In what continues to feel like the ultimate tool hack, I’ve been running my electric tractor completely off-grid. I haven’t paid to charge it in months and it feels like I’m somehow cheating, always having the power of heavy machinery at my fingertips with absolutely zero fuel cost.

Here’s how I wake up to a full “tank” every day, for free.

Having an electric tractor has been incredibly useful on my family’s homestead where I keep it. It’s actually an articulating wheel loader, and so it does plenty of jobs beyond mere pulling tasks, including various material handling, hole digging for tree planting, trench digging, moving pallets and heavy equipment around, spreading mulch, moving compost, grading surfaces, etc.

Because it’s electric, I don’t have the major maintenance issues of a diesel tractor, and it’s just a lot nicer to use every day because it’s not loud, smelling of exhaust, or creating an uncomfortably hot working environment on days that are frankly already too hot.

On the other hand, I can’t just keep fuel cans around to instantly top it up whenever I want. With a run time of 4-6 hours per charge, it handles our needs but still needs to be charged back up regularly.

But as you can imagine, I don’t always want to rely on a wall outlet that is several acres away. As an alternative, I decided to create a charging shed out of a 20-foot shipping container.

I wrote an entire article on building the charging shed, so you can check that out for more details on the build on the build process. But to summarize, the container has 1,200 watts of solar panels on top that feed an 8 kWh battery bank inside it.

Compared to trying to build a new barn or install a prefab metal building, this shipping container is much, much cheaper.

The actual container cost me around US $3,000, and I just had to do the legwork of moving it out into the pasture by using a set of EZYwheels that let me tow the whole thing like a trailer (behind the tractor it would soon be charging, no less!).

Towing roughly 6,000 pounds (approximately 2,700 kg) across a bumpy pasture isn’t for the faint of heart, but it seemed to work just fine when you go slow and the ground isn’t too wet to get traction.

Once in place, the container creates both a place to store the tractor so it’s not out exposed to the elements and a place to charge it up during the day.

The total battery capacity of my wheel loader is actually slightly larger than the battery capacity in the container. There’s 8 kWh of storage in the container but 9 kWh in my wheel loader, though I never really run the loader all the way to empty so it’s easy enough to charge it just from my stored energy. And I never worry about not having enough charge left in the container because it is charging itself from the sun every day.

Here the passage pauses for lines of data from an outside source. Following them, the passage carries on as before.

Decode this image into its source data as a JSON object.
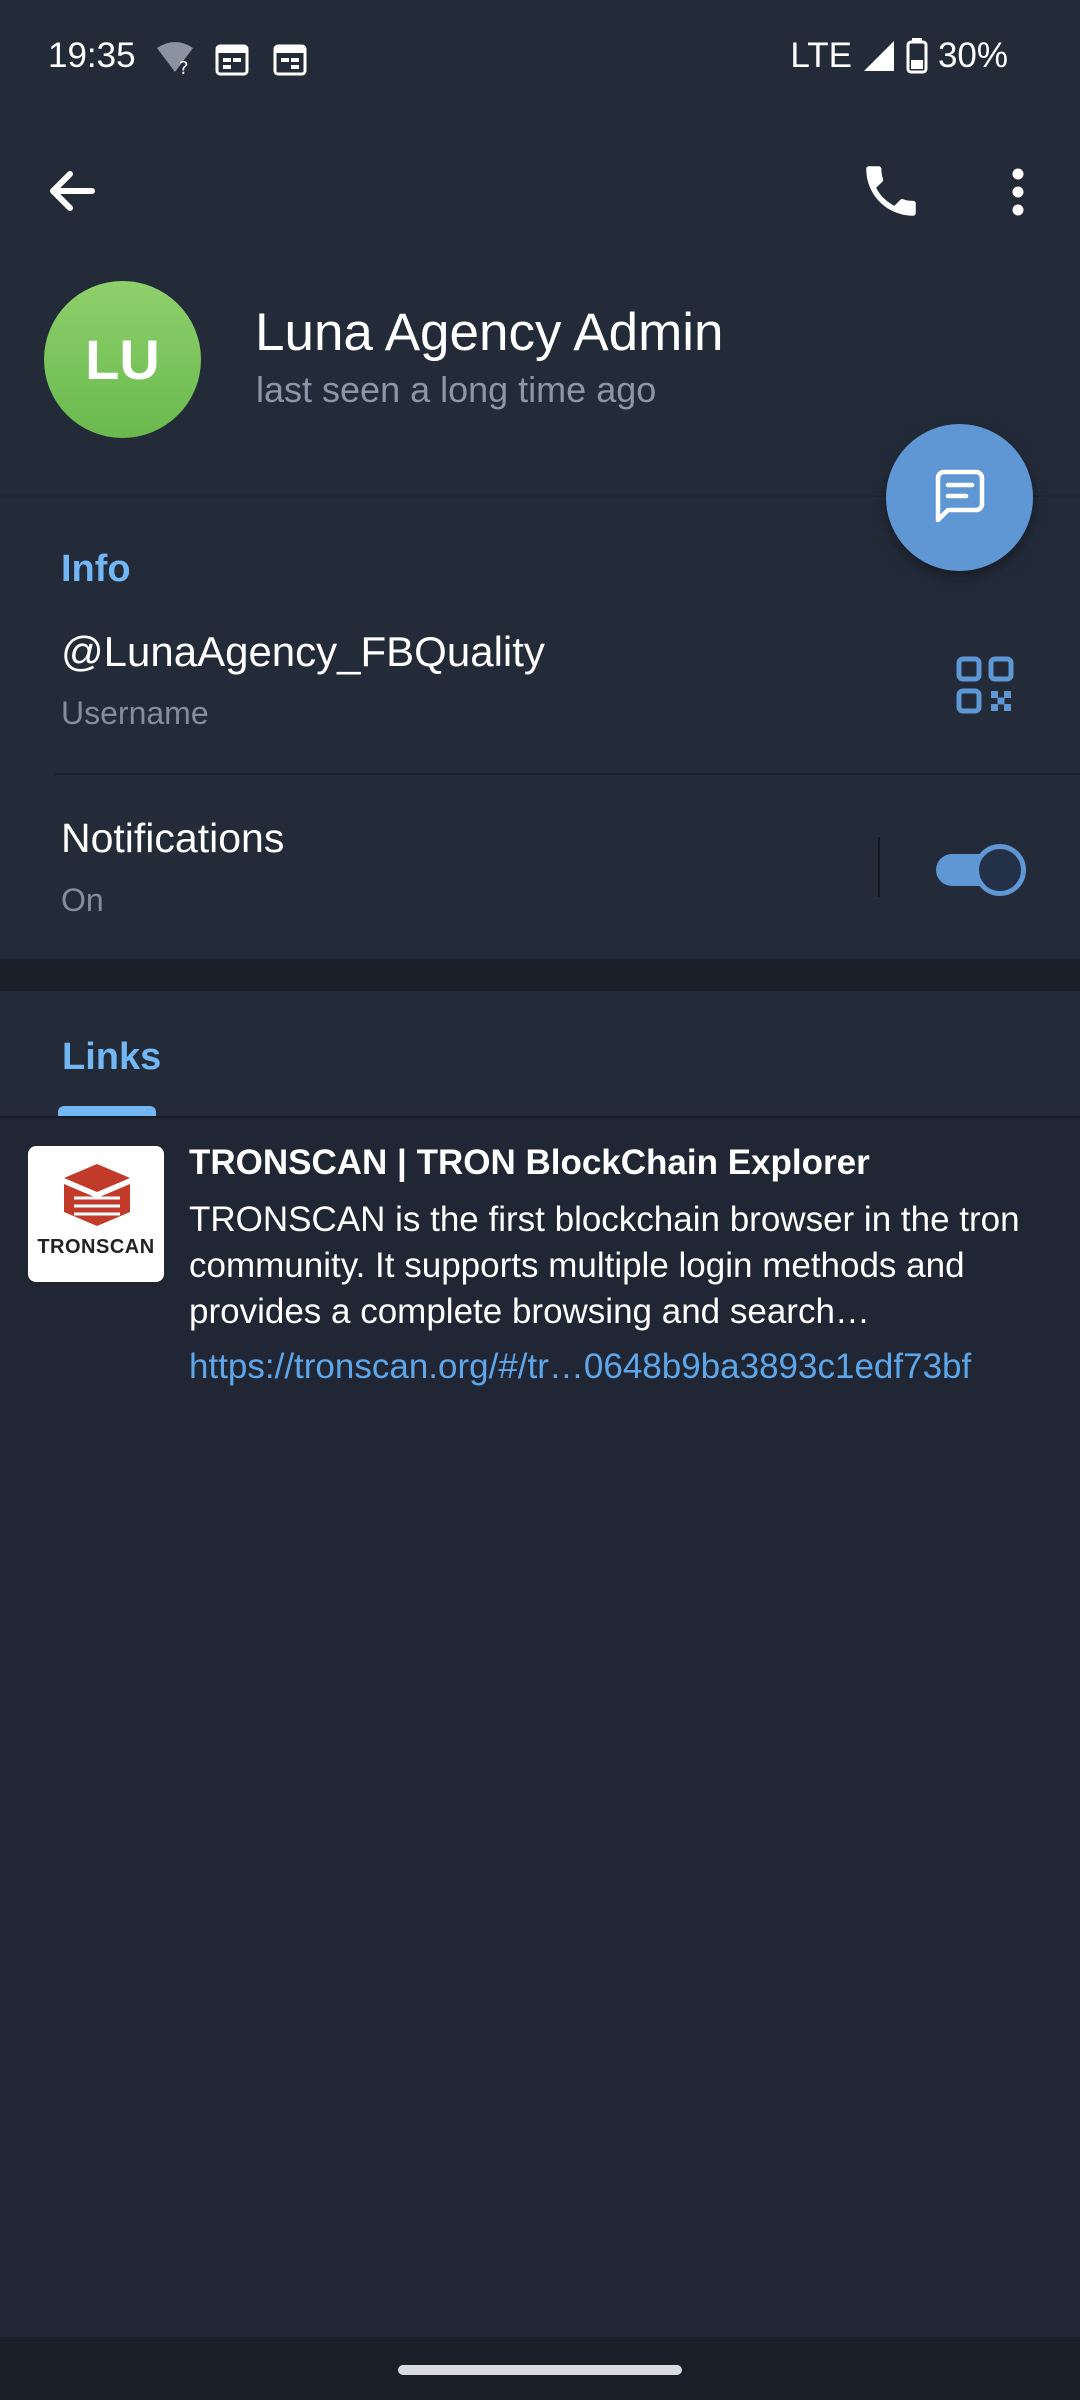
{
  "status_bar": {
    "time": "19:35",
    "network": "LTE",
    "battery": "30%",
    "icons": [
      "wifi-question-icon",
      "calendar-icon",
      "calendar-icon",
      "signal-icon",
      "battery-icon"
    ]
  },
  "toolbar": {
    "back_icon": "arrow-back-icon",
    "call_icon": "phone-icon",
    "more_icon": "more-vert-icon"
  },
  "profile": {
    "initials": "LU",
    "name": "Luna Agency Admin",
    "last_seen": "last seen a long time ago",
    "avatar_color": "#7cc55c"
  },
  "fab": {
    "icon": "message-icon"
  },
  "info": {
    "title": "Info",
    "username": "@LunaAgency_FBQuality",
    "username_label": "Username",
    "qr_icon": "qr-code-icon",
    "notifications_label": "Notifications",
    "notifications_value": "On",
    "notifications_enabled": true
  },
  "links": {
    "tab_label": "Links",
    "items": [
      {
        "thumb_text": "TRONSCAN",
        "title": "TRONSCAN | TRON BlockChain Explorer",
        "description": "TRONSCAN is the first blockchain browser in the tron community. It supports multiple login methods and provides a complete browsing and search…",
        "url": "https://tronscan.org/#/tr…0648b9ba3893c1edf73bf"
      }
    ]
  },
  "colors": {
    "accent": "#5f96d4",
    "link": "#5ea6ea",
    "section_title": "#72b6f4",
    "background": "#202633"
  }
}
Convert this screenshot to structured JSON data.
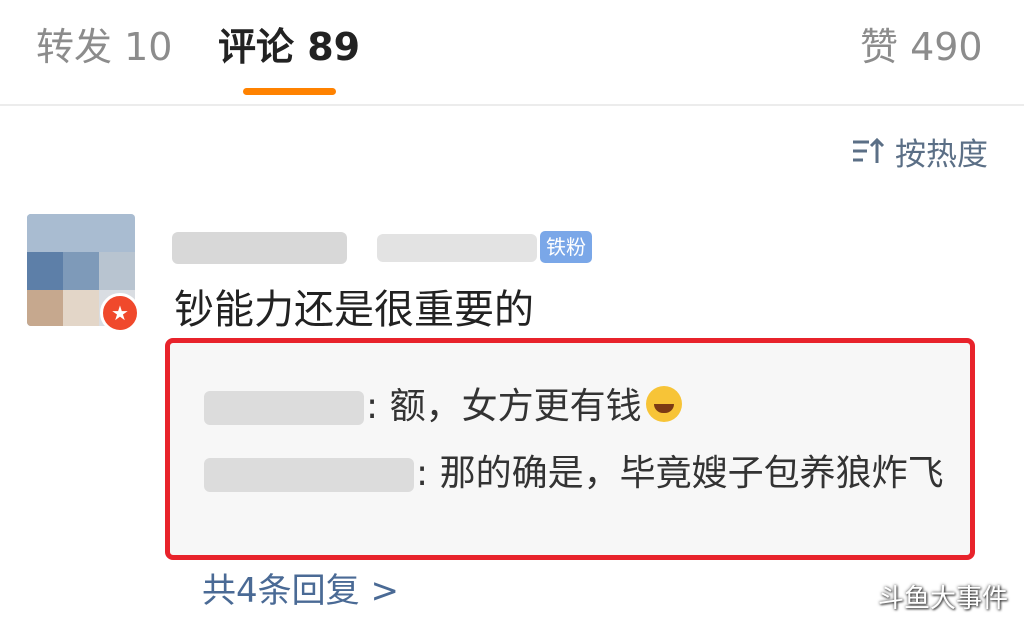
{
  "tabs": [
    {
      "label": "转发 10"
    },
    {
      "label": "评论 89"
    },
    {
      "label": "赞 490"
    }
  ],
  "colors": {
    "accent": "#ff8200",
    "highlight_border": "#e8232b",
    "link": "#4a6a95"
  },
  "sort": {
    "label": "按热度",
    "icon": "sort-icon"
  },
  "comment": {
    "fan_badge": "铁粉",
    "text": "钞能力还是很重要的",
    "avatar_badge_icon": "verified-v-icon",
    "replies": [
      {
        "text": ": 额，女方更有钱",
        "emoji": "laugh-cry-emoji"
      },
      {
        "text": ": 那的确是，毕竟嫂子包养狼炸飞"
      }
    ],
    "more_replies": "共4条回复 >"
  },
  "watermark": "斗鱼大事件"
}
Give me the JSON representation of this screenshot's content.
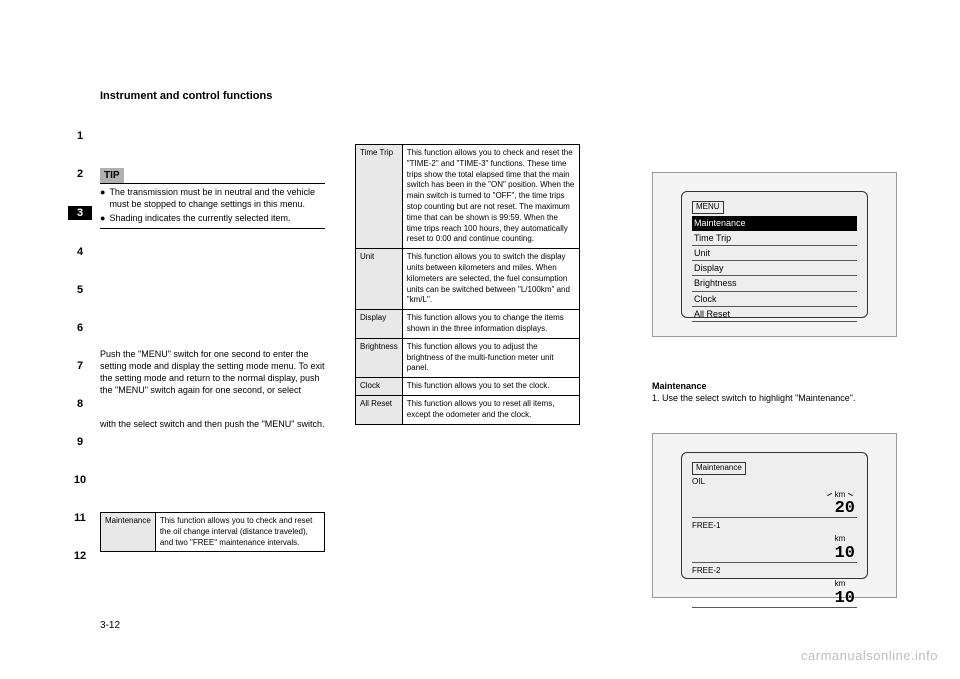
{
  "header": {
    "title": "Instrument and control functions"
  },
  "sidebar": [
    "1",
    "2",
    "3",
    "4",
    "5",
    "6",
    "7",
    "8",
    "9",
    "10",
    "11",
    "12"
  ],
  "sidebar_active_index": 2,
  "tip": {
    "label": "TIP",
    "lines": [
      "The transmission must be in neutral and the vehicle must be stopped to change settings in this menu.",
      "Shading indicates the currently selected item."
    ]
  },
  "desc": {
    "p1": "Push the \"MENU\" switch for one second to enter the setting mode and display the setting mode menu. To exit the setting mode and return to the normal display, push the \"MENU\" switch again for one second, or select",
    "p2": "with the select switch and then push the \"MENU\" switch."
  },
  "maintenance_label": "Maintenance",
  "settings_rows": [
    {
      "label": "Maintenance",
      "desc": "This function allows you to check and reset the oil change interval (distance traveled), and two \"FREE\" maintenance intervals."
    },
    {
      "label": "Time Trip",
      "desc": "This function allows you to check and reset the \"TIME-2\" and \"TIME-3\" functions. These time trips show the total elapsed time that the main switch has been in the \"ON\" position. When the main switch is turned to \"OFF\", the time trips stop counting but are not reset. The maximum time that can be shown is 99:59. When the time trips reach 100 hours, they automatically reset to 0:00 and continue counting."
    },
    {
      "label": "Unit",
      "desc": "This function allows you to switch the display units between kilometers and miles. When kilometers are selected, the fuel consumption units can be switched between \"L/100km\" and \"km/L\"."
    },
    {
      "label": "Display",
      "desc": "This function allows you to change the items shown in the three information displays."
    },
    {
      "label": "Brightness",
      "desc": "This function allows you to adjust the brightness of the multi-function meter unit panel."
    },
    {
      "label": "Clock",
      "desc": "This function allows you to set the clock."
    },
    {
      "label": "All Reset",
      "desc": "This function allows you to reset all items, except the odometer and the clock."
    }
  ],
  "lcd1": {
    "title": "MENU",
    "items": [
      "Maintenance",
      "Time Trip",
      "Unit",
      "Display",
      "Brightness",
      "Clock",
      "All Reset"
    ],
    "selected_index": 0
  },
  "maint_section": {
    "heading": "Maintenance",
    "p1": "1. Use the select switch to highlight \"Maintenance\"."
  },
  "lcd2": {
    "title": "Maintenance",
    "rows": [
      {
        "label": "OIL",
        "unit": "km",
        "value": "20",
        "flash": true
      },
      {
        "label": "FREE-1",
        "unit": "km",
        "value": "10",
        "flash": false
      },
      {
        "label": "FREE-2",
        "unit": "km",
        "value": "10",
        "flash": false
      }
    ]
  },
  "footer": {
    "page": "3-12",
    "source": "carmanualsonline.info"
  }
}
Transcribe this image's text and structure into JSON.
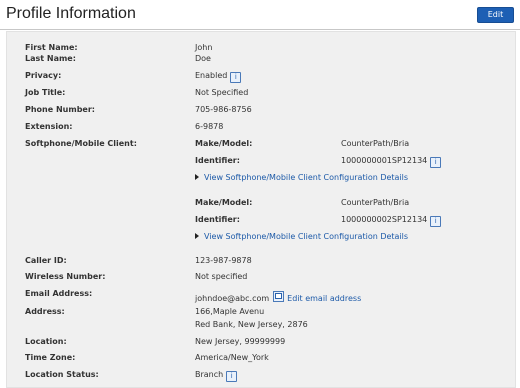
{
  "header": {
    "title": "Profile Information",
    "edit_label": "Edit"
  },
  "profile": {
    "first_name_label": "First Name:",
    "first_name": "John",
    "last_name_label": "Last Name:",
    "last_name": "Doe",
    "privacy_label": "Privacy:",
    "privacy": "Enabled",
    "job_title_label": "Job Title:",
    "job_title": "Not Specified",
    "phone_label": "Phone Number:",
    "phone": "705-986-8756",
    "extension_label": "Extension:",
    "extension": "6-9878",
    "softphone_label": "Softphone/Mobile Client:",
    "clients": [
      {
        "make_label": "Make/Model:",
        "make": "CounterPath/Bria",
        "identifier_label": "Identifier:",
        "identifier": "1000000001SP12134",
        "details_link": "View Softphone/Mobile Client Configuration Details"
      },
      {
        "make_label": "Make/Model:",
        "make": "CounterPath/Bria",
        "identifier_label": "Identifier:",
        "identifier": "1000000002SP12134",
        "details_link": "View Softphone/Mobile Client Configuration Details"
      }
    ],
    "caller_id_label": "Caller ID:",
    "caller_id": "123-987-9878",
    "wireless_label": "Wireless Number:",
    "wireless": "Not specified",
    "email_label": "Email Address:",
    "email": "johndoe@abc.com",
    "edit_email_link": "Edit email address",
    "address_label": "Address:",
    "address_line1": "166,Maple Avenu",
    "address_line2": "Red Bank, New Jersey, 2876",
    "location_label": "Location:",
    "location": "New Jersey, 99999999",
    "timezone_label": "Time Zone:",
    "timezone": "America/New_York",
    "location_status_label": "Location Status:",
    "location_status": "Branch"
  },
  "icons": {
    "info": "info-icon",
    "email": "email-icon",
    "expand": "triangle-right-icon"
  },
  "colors": {
    "accent": "#1d5fb4",
    "link": "#1d5aa8",
    "panel": "#f0f0f0"
  }
}
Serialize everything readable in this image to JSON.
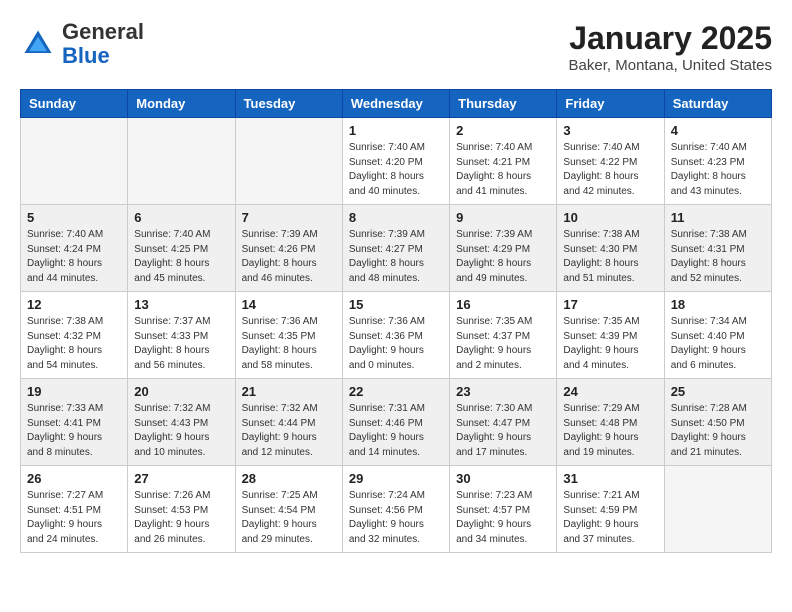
{
  "logo": {
    "general": "General",
    "blue": "Blue"
  },
  "title": "January 2025",
  "location": "Baker, Montana, United States",
  "days_of_week": [
    "Sunday",
    "Monday",
    "Tuesday",
    "Wednesday",
    "Thursday",
    "Friday",
    "Saturday"
  ],
  "weeks": [
    [
      {
        "num": "",
        "info": ""
      },
      {
        "num": "",
        "info": ""
      },
      {
        "num": "",
        "info": ""
      },
      {
        "num": "1",
        "info": "Sunrise: 7:40 AM\nSunset: 4:20 PM\nDaylight: 8 hours\nand 40 minutes."
      },
      {
        "num": "2",
        "info": "Sunrise: 7:40 AM\nSunset: 4:21 PM\nDaylight: 8 hours\nand 41 minutes."
      },
      {
        "num": "3",
        "info": "Sunrise: 7:40 AM\nSunset: 4:22 PM\nDaylight: 8 hours\nand 42 minutes."
      },
      {
        "num": "4",
        "info": "Sunrise: 7:40 AM\nSunset: 4:23 PM\nDaylight: 8 hours\nand 43 minutes."
      }
    ],
    [
      {
        "num": "5",
        "info": "Sunrise: 7:40 AM\nSunset: 4:24 PM\nDaylight: 8 hours\nand 44 minutes."
      },
      {
        "num": "6",
        "info": "Sunrise: 7:40 AM\nSunset: 4:25 PM\nDaylight: 8 hours\nand 45 minutes."
      },
      {
        "num": "7",
        "info": "Sunrise: 7:39 AM\nSunset: 4:26 PM\nDaylight: 8 hours\nand 46 minutes."
      },
      {
        "num": "8",
        "info": "Sunrise: 7:39 AM\nSunset: 4:27 PM\nDaylight: 8 hours\nand 48 minutes."
      },
      {
        "num": "9",
        "info": "Sunrise: 7:39 AM\nSunset: 4:29 PM\nDaylight: 8 hours\nand 49 minutes."
      },
      {
        "num": "10",
        "info": "Sunrise: 7:38 AM\nSunset: 4:30 PM\nDaylight: 8 hours\nand 51 minutes."
      },
      {
        "num": "11",
        "info": "Sunrise: 7:38 AM\nSunset: 4:31 PM\nDaylight: 8 hours\nand 52 minutes."
      }
    ],
    [
      {
        "num": "12",
        "info": "Sunrise: 7:38 AM\nSunset: 4:32 PM\nDaylight: 8 hours\nand 54 minutes."
      },
      {
        "num": "13",
        "info": "Sunrise: 7:37 AM\nSunset: 4:33 PM\nDaylight: 8 hours\nand 56 minutes."
      },
      {
        "num": "14",
        "info": "Sunrise: 7:36 AM\nSunset: 4:35 PM\nDaylight: 8 hours\nand 58 minutes."
      },
      {
        "num": "15",
        "info": "Sunrise: 7:36 AM\nSunset: 4:36 PM\nDaylight: 9 hours\nand 0 minutes."
      },
      {
        "num": "16",
        "info": "Sunrise: 7:35 AM\nSunset: 4:37 PM\nDaylight: 9 hours\nand 2 minutes."
      },
      {
        "num": "17",
        "info": "Sunrise: 7:35 AM\nSunset: 4:39 PM\nDaylight: 9 hours\nand 4 minutes."
      },
      {
        "num": "18",
        "info": "Sunrise: 7:34 AM\nSunset: 4:40 PM\nDaylight: 9 hours\nand 6 minutes."
      }
    ],
    [
      {
        "num": "19",
        "info": "Sunrise: 7:33 AM\nSunset: 4:41 PM\nDaylight: 9 hours\nand 8 minutes."
      },
      {
        "num": "20",
        "info": "Sunrise: 7:32 AM\nSunset: 4:43 PM\nDaylight: 9 hours\nand 10 minutes."
      },
      {
        "num": "21",
        "info": "Sunrise: 7:32 AM\nSunset: 4:44 PM\nDaylight: 9 hours\nand 12 minutes."
      },
      {
        "num": "22",
        "info": "Sunrise: 7:31 AM\nSunset: 4:46 PM\nDaylight: 9 hours\nand 14 minutes."
      },
      {
        "num": "23",
        "info": "Sunrise: 7:30 AM\nSunset: 4:47 PM\nDaylight: 9 hours\nand 17 minutes."
      },
      {
        "num": "24",
        "info": "Sunrise: 7:29 AM\nSunset: 4:48 PM\nDaylight: 9 hours\nand 19 minutes."
      },
      {
        "num": "25",
        "info": "Sunrise: 7:28 AM\nSunset: 4:50 PM\nDaylight: 9 hours\nand 21 minutes."
      }
    ],
    [
      {
        "num": "26",
        "info": "Sunrise: 7:27 AM\nSunset: 4:51 PM\nDaylight: 9 hours\nand 24 minutes."
      },
      {
        "num": "27",
        "info": "Sunrise: 7:26 AM\nSunset: 4:53 PM\nDaylight: 9 hours\nand 26 minutes."
      },
      {
        "num": "28",
        "info": "Sunrise: 7:25 AM\nSunset: 4:54 PM\nDaylight: 9 hours\nand 29 minutes."
      },
      {
        "num": "29",
        "info": "Sunrise: 7:24 AM\nSunset: 4:56 PM\nDaylight: 9 hours\nand 32 minutes."
      },
      {
        "num": "30",
        "info": "Sunrise: 7:23 AM\nSunset: 4:57 PM\nDaylight: 9 hours\nand 34 minutes."
      },
      {
        "num": "31",
        "info": "Sunrise: 7:21 AM\nSunset: 4:59 PM\nDaylight: 9 hours\nand 37 minutes."
      },
      {
        "num": "",
        "info": ""
      }
    ]
  ]
}
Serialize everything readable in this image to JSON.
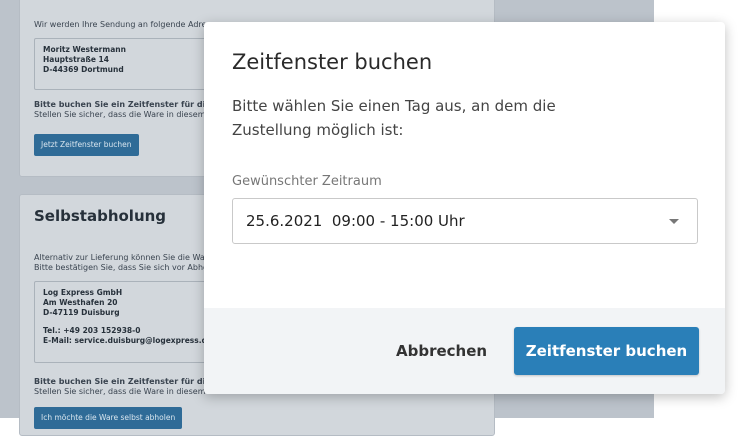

In strong sun, I can get over 800 watts of continuous charging into the container’s battery bank, though on cloudy days that can drop to just 100-200 watts. Fortunately, the 8 kWh is enough to hold me over on cloudy days, and it’s not like I’m using the tractor commercially. It gets a few hours of use each day, whenever we’ve got tasks on hand that require it.

I originally had a small portable air conditioner in the container to try and keep things inside from baking like an oven, but I found that the white paint of the container kept it from heating up too much in the sun. Plus the 1,500 W of power that the air conditioner was pulling was really chewing into my stored energy, depleting my battery bank overnight. Ultimately I decided to deep six the A/C and instead I will likely look at a smaller and more efficient mini-split in the future.

However, I still wanted to keep the container from getting too humid as a way to protect the various electric vehicles I park in there. So, in place of the A/C unit, I put in a single-room dehumidifier that pulls around 100 W from my container’s batteries. It works great to keep the humidity down but barely makes a dent in my battery bank’s charge level!

With this setup, I’ve created an entirely off-grid system where my electric tractor is always powered by solar energy. The tractor would already have been pretty cheap to charge from a wall outlet back at the house or garage building, costing around a dollar and a half to refuel it each time the batteries are empty. However, by using a solar-powered setup, now it’s basically free to charge (not including the initial expense of the solar setup, of course).

For me, this was never an exercise in trying to save money though, largely since the cost of charging electric vehicles at home is already so incredibly cheap. Instead, it was about creating a convenient way to charge and store these types of vehicles, and it allows me to also keep my e-bikes, e-scooters, and other e-tools out of the weather and fully charged up. For example, we just got an electric chainsaw and now I can run that off-grid as well.

In a pinch, I could probably use the container as emergency power after a bad storm, assuming the solar panels haven’t blown into the next area code (this was a DIY build and it’s definitely not hurricane-rated). And if so, at least the batteries will still hold a charge until they’re depleted!

This might not be the best solution for everyone, but it worked well for my use, creating dual purpose weather-proof storage and off-grid charging in a single structure. The system could obviously be scaled up or down for larger or smaller needs, and has the advantage of being highly customizable for different requirements. If someone only wants to keep their e-bikes charged up off-grid, a much smaller solar array and battery bank would be sufficient. For someone wanting to run their Tesla off-grid, a significantly larger system would be needed.

The sky is the limit. And it’s the energy source, too!